New Book Offers Glimpse Into Patton’s Rise
Author Jon Mikolashek recently presented a glimpse into his most recent book—Blood, Guts, and Grease: George S. Patton in World War I—and one of the Army’s most notable historical leaders.
“He’s provided a real service to us through this book,” retired Lt. Gen. Guy Swan, vice president of Education for the Association of the U.S. Army, said of the author during the Institute of Land Warfare’s Lemnitzer Lecture on Nov. 13.
Blood, Guts, and Grease dives into Patton’s exploits as a relatively junior but ambitious Army officer.

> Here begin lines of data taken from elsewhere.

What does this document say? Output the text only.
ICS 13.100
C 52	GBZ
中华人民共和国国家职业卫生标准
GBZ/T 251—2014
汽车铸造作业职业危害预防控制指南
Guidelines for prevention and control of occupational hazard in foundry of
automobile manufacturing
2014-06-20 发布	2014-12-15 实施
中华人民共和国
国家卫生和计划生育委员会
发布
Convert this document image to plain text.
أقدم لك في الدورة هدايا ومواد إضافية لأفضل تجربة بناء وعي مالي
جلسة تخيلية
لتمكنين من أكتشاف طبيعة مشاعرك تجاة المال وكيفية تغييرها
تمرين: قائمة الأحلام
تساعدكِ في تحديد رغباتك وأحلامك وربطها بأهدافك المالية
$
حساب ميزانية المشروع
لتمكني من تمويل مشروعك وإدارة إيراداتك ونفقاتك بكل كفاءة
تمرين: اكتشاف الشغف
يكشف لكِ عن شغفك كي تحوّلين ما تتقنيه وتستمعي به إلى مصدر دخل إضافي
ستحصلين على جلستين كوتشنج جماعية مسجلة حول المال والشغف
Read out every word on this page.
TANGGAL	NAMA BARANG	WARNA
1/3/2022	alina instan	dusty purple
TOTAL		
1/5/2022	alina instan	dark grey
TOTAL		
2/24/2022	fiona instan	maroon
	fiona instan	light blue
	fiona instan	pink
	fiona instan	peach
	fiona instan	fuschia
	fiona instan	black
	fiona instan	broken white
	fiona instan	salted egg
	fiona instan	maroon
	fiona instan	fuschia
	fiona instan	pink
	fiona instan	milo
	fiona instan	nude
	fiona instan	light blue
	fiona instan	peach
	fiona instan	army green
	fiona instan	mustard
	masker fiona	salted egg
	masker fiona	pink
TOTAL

Because of his family’s wealth and influence, Patton was able to join Gen. John Pershing’s American Expeditionary Forces—an assignment that would not only make Pershing his mentor, but also catapult his military career as the first tanker in the Army.
“It’s an interesting glimpse into life as a junior officer in the days leading up to the First World War and during the First World War,” Swan said.
Mikolashek wrote Blood, Guts, and Grease as Patton’s early career biography. The author shared insights into the people, experiences and characteristics—good and bad—that shaped Patton’s career as he rose in rank and command during World War I.
“To him, the war was all about getting that Medal of Honor,” said Mikolashek, a history professor at the U.S. Army Command and General Staff College and American Military University.
“When the war ends, Patton’s upset, and this is one of the darker sides of him,” he said. “He wanted the war to continue. He wanted that medal.”
Mikolashek previously worked as a historian in the Contemporary Studies Branch of the U.S. Army Center of Military History at Fort McNair in Washington, D.C.